Он остался один. Впервые за долгое время.
Совершенно один.
– Дядя.
Голос заставил Кенсая открыть глаза, прогнал мутные сны из головы. Никакое не видение о величии после Пробуждения. А сбивающий с толку, извращенный бред, суета, подчеркнутая беззвучным гимном, ужас, слишком огромный, чтобы увидеть его мысленным взором…
– Дядя.
Кенсай захрипел и сел на кровати.
– Я слышал тебя, Киоши-сан.
– Это не мое имя.
Кенсай уставился на юношу, застывшего в дверном проеме, худого, бледного, с затуманенным взглядом, с глазами, запавшими в серые впадины.

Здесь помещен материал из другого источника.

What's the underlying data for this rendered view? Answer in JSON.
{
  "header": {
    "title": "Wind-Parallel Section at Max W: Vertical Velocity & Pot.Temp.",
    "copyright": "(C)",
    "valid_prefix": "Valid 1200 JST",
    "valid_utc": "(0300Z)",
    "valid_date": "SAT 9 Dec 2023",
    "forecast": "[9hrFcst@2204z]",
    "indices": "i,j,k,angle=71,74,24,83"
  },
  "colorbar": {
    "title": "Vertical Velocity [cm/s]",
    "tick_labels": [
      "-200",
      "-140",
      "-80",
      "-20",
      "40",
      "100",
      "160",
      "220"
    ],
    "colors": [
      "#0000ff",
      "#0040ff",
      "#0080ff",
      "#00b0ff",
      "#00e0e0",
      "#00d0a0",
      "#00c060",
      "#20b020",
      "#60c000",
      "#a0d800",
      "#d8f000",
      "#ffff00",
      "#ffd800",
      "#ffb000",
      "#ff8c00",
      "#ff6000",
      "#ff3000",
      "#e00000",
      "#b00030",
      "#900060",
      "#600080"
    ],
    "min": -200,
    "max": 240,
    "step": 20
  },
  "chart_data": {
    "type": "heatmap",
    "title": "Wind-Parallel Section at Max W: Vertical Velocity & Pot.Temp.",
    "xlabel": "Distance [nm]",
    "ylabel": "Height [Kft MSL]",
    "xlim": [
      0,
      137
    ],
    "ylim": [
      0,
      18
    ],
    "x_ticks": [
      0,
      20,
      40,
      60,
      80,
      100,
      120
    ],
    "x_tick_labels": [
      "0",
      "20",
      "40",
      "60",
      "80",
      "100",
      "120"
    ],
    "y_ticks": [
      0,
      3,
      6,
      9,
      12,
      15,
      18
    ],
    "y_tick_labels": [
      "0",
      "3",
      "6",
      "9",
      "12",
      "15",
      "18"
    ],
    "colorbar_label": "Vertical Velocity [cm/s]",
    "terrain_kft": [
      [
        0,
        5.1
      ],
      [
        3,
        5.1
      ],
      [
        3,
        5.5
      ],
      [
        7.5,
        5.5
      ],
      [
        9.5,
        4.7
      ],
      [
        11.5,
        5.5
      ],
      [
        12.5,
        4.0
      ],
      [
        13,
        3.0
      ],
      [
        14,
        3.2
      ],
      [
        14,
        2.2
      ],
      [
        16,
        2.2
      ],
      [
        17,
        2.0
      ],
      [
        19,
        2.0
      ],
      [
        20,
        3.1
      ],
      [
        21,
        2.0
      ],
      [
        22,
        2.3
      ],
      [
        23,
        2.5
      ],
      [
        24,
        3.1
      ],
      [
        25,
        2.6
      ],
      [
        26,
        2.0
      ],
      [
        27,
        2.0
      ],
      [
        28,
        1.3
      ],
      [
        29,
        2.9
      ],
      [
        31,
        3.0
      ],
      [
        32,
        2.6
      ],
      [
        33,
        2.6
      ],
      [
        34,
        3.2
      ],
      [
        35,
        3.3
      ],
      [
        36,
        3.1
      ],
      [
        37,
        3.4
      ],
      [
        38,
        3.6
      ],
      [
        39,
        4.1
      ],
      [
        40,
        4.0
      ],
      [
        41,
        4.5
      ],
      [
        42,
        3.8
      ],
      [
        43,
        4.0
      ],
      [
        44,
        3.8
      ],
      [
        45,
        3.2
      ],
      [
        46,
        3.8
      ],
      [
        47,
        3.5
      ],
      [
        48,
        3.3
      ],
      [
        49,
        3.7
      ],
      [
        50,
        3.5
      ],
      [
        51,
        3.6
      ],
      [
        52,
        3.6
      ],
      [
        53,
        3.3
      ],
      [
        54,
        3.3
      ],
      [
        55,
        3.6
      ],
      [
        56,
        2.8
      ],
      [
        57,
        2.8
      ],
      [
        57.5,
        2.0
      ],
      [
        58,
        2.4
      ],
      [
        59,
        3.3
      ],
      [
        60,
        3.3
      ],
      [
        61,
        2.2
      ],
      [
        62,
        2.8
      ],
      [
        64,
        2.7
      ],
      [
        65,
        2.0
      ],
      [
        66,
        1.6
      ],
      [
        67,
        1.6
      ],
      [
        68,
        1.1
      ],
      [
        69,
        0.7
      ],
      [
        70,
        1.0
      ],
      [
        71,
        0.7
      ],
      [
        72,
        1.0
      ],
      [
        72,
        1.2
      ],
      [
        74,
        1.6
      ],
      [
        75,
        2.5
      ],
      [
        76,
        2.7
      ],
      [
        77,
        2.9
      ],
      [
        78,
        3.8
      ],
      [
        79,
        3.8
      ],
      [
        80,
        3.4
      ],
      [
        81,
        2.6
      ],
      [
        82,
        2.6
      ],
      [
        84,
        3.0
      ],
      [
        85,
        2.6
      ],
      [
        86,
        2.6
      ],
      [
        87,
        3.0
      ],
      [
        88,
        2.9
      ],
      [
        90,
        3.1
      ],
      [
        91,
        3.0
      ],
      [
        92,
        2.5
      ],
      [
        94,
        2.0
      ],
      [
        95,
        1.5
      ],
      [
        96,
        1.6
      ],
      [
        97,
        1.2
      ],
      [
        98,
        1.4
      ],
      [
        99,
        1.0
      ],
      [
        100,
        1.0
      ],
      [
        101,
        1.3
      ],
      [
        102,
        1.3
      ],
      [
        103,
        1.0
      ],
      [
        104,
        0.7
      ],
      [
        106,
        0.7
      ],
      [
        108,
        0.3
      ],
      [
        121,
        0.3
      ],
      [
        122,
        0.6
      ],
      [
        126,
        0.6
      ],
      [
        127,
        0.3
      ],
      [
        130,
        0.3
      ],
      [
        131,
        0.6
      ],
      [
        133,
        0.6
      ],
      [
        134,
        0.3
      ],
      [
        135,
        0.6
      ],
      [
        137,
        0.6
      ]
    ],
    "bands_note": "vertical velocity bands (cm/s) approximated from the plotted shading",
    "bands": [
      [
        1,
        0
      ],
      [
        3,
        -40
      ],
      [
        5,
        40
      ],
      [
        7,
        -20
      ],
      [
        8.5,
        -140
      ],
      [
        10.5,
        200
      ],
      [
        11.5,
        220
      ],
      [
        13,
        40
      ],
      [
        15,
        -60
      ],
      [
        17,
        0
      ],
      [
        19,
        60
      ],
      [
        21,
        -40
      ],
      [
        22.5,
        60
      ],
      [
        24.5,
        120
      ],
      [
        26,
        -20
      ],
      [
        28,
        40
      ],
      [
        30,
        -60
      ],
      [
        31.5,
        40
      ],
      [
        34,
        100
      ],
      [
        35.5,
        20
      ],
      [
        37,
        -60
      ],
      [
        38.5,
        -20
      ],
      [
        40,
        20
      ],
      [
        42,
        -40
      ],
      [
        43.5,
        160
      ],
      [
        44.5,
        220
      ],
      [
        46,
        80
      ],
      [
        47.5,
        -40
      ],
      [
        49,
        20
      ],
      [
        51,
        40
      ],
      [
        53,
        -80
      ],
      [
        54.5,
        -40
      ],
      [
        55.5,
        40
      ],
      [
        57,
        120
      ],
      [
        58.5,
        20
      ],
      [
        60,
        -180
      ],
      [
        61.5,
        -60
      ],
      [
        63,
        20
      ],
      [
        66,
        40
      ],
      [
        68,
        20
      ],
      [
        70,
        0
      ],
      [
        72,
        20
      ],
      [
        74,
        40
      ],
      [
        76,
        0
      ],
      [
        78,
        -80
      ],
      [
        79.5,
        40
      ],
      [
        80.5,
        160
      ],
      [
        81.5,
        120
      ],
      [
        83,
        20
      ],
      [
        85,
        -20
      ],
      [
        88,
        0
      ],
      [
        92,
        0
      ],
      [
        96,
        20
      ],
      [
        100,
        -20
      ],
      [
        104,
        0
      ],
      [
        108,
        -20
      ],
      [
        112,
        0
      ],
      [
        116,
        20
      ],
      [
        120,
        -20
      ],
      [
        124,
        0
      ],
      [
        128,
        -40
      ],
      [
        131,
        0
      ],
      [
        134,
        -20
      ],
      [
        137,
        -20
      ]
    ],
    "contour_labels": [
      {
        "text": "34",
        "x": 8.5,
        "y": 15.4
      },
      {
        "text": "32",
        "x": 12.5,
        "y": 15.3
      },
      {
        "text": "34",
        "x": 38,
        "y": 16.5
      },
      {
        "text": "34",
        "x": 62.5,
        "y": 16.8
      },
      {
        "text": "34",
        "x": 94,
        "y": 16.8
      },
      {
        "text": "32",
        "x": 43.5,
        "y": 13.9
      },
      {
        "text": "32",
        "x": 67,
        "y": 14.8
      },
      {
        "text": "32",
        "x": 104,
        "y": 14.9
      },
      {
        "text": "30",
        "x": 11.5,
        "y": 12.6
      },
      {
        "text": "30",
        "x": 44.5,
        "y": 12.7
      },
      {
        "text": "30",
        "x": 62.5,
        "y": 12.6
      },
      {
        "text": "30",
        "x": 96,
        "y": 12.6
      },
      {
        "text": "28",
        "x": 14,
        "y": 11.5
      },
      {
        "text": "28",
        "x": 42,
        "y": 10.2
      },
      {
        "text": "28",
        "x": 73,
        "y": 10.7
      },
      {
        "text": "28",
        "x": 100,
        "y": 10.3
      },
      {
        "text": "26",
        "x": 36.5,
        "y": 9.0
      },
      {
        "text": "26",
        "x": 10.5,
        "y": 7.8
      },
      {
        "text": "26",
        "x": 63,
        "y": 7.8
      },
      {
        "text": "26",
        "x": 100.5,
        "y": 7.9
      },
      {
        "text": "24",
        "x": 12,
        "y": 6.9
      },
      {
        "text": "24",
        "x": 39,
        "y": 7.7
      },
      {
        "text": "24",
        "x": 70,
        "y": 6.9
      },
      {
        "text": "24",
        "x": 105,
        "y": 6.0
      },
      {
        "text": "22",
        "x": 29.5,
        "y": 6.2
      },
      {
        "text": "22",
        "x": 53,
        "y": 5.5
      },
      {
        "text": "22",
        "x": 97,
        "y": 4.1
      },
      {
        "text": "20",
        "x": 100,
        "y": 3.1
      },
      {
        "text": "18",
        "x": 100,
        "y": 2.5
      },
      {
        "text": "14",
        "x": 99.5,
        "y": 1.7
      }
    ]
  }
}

Он застыл у двери, обмотанный бинтами, с опущенными плечами и расширенными зрачками.
Если бы Кенсай не знал его так хорошо…
– Прости меня, Кин-сан. От старых привычек сложно избавиться. Как и от тебя, похоже.
– Вы продолжаете называть меня именем отца.
– Это и твое имя. Его дали тебе, когда твой отец умер. Благородный сын…
– Носил бы его с гордостью. Знаю.
– Но ты ведь не благородный сын? Ты – дворняжка, предавшая семью из-за любви к нечистой шлюхе. Если бы Киоши мог видеть тебя сейчас…
– Я пришел сюда не для того, чтобы ссориться, дядя.
– Тогда зачем? Чтобы поиздеваться? Покаркать над моим телом?
– Рассказать правду.
– Тебе неведомо значение этого слова.
– Я предупреждал вас, чтобы вы не доверяли Инквизиции.